GÜTERVERKEHR / Auf der Strecke Ulm-Sigmaringen läuft alles normal weiter
Privatzug fährt auch bei Streik
Hohenzollerische Landesbahn sieht Handlungsfähigkeit noch nicht eingeschränkt

Zwischen Ulm und Sigmaringen sind mit dem Streik der GDL keine Einschränkungen im Güterverkehr zu erwarten, denn sie wird von der Hohenzollerischen Landesbahn bedient. Kritisch könnte es werden, wenn der Streik länger dauert und Güter in Ulm nicht ankommen.

INGEBORG BURKHARDT

· Die Züge auf der Strecke Ulm-Sigmaringen werden seit 2002 von der Hohenzollerischen Landesbahn bedient. Deshalb werden die Unternehmen mit Gleisanschlüssen im Raum Ehingen in den nächsten beiden Tagen von den Streiks der Gewerkschaft Deutscher Lokomotiv-Führer (GDL) kaum betroffen sein: Sie werden genau so bedient wie bisher.
 
Der Vorstandsvorsitzende der Privatbahn in Hechingen, Hans-Joachim Diesch, sieht "heute und morgen die Handlungsfähigkeit noch nicht eingeschränkt". Auch mit der Übergabe der Waggons in Ulm müsste es weiterhin klappen. Ein großer Teil der 24 000 Lokomotiv-Führer seien Beamte oder in zwei anderen Gewerkschaften organisiert. Bislang sehe er keinen Hinweis darauf, dass die Güterwaggons im Hauptbahnhof von der Bahn nicht mehr mitgenommen würden und es, wie es der Wunsch der GDL sei, zum Stillstand komme.
 
Meldungen über Kurzarbeit
 
Was Diesch nachdenklich gemacht hat ist die Meldung der Medien, dass viele Unternehmen in Baden-Württemberg Kurzarbeit angemeldet hätten.

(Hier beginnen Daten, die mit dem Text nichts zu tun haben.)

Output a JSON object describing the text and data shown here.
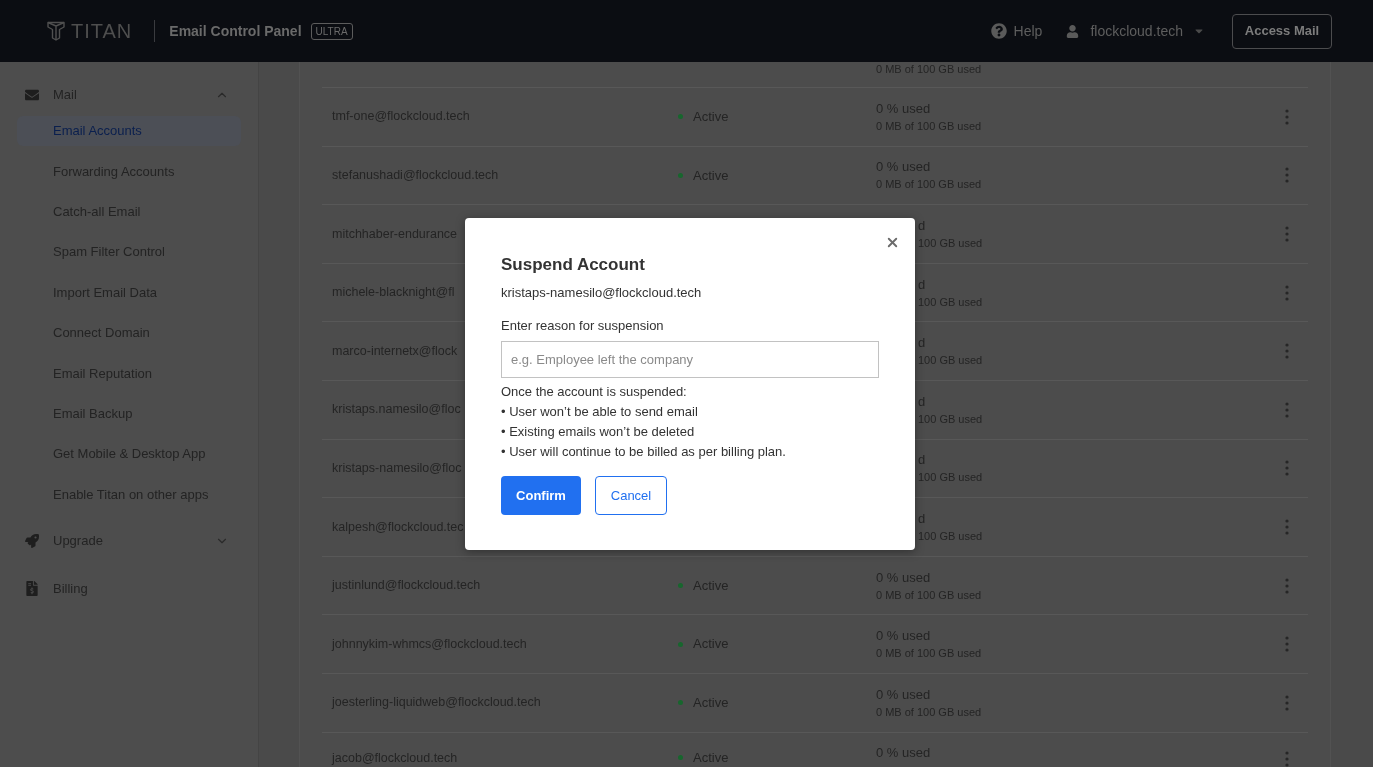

Wenn der Stahl nicht mehr aus den größeren Hütten in West- und Norddeutschland oder der Kohlestaub für die Zementwerke aus dem Raum Aachen käme, dann könnte es auch Kunden an der Schiene Ulm-Sigmaringen treffen.
 
Diesch hofft, dass die Bahn bald reagiert und der Streik dann beigelegt werden kann. Mit viel Aufwand seien Güter für die Automobilindustrie auf die Züge gebracht worden. Es wäre traurig, wenn durch Unzuverlässigkeit der Bahn diese Güter wieder auf die Straße kämen, meint der Unternehmer.
 
"Ich habe noch nichts davon gehört, dass bei uns ein Betrieb wegen des Streiks Kurzarbeit angemeldet hätte", berichtet der Leiter der Agentur für Arbeit in Ehingen, Paul Junginger. Er rechnet auch nicht damit. Es komme darauf an, wie die Logistik aussehe und große Werke könnten da schon Probleme bekommen. Junginger: "In unserer ländlichen Struktur geht fast alles nur über die Straße." Nur einige wenige Werke in unserem Raum hätten einen Gleisanschluss.
 
Feuer brennt noch
 
Dazu gehört außer dem Schwenk-Zementwerk in Allmendingen auch die Heidelberger Zementfabrik in Schelklingen. Dort hofft Florian Kredler in der Werksleitung, dass bis Mitte nächster Woche noch ein Zug mit Kohlestaub durchkommt, damit der Vorrat wieder aufgefüllt werden kann. Mit dieser Lieferung sei dann wieder für weitere Tage vorgesorgt. "Bei uns geht das Feuer noch nicht aus", sagt Kredler. Er hat sich bei der Firma Bahntransporte Häfner in Köln vergewissert, dass das Unternehmen nicht bestreikt wird. Wie die Hohenzollerische Landesbahn im Raum Ehingen, werde Häfner als Privater die Strecke Köln-Ulm ganz normal bedienen. Allerdings sei alles noch mit vielen Fragezeichen verbunden, weil keiner wisse, ob es unterwegs nicht irgendwelche Blockaden gebe, merkt der Sprecher des Schelklinger Zementwerkes an.
 
Bei der Firma Bohnacker in Rottenacker, die ihren Rohstoff über die Schiene bezieht, war der zuständige Versandleiter für unsere Zeitung nicht erreichbar.
 
Ebenfalls mit der Bahn kommt ein Großteil des Holzes beim Ehingen Sappi-Werk an. Wie lange die Vorräte reichen? Pressesprecherin Renate Distelrath wollte im Hinblick auf den nur bis Samstag befristeten Streik dazu keine Stellungnahme abgeben. Sollte die Lage an der Streikfront aber eskalieren, sei die Werksleitung bereit, sich zu äußern.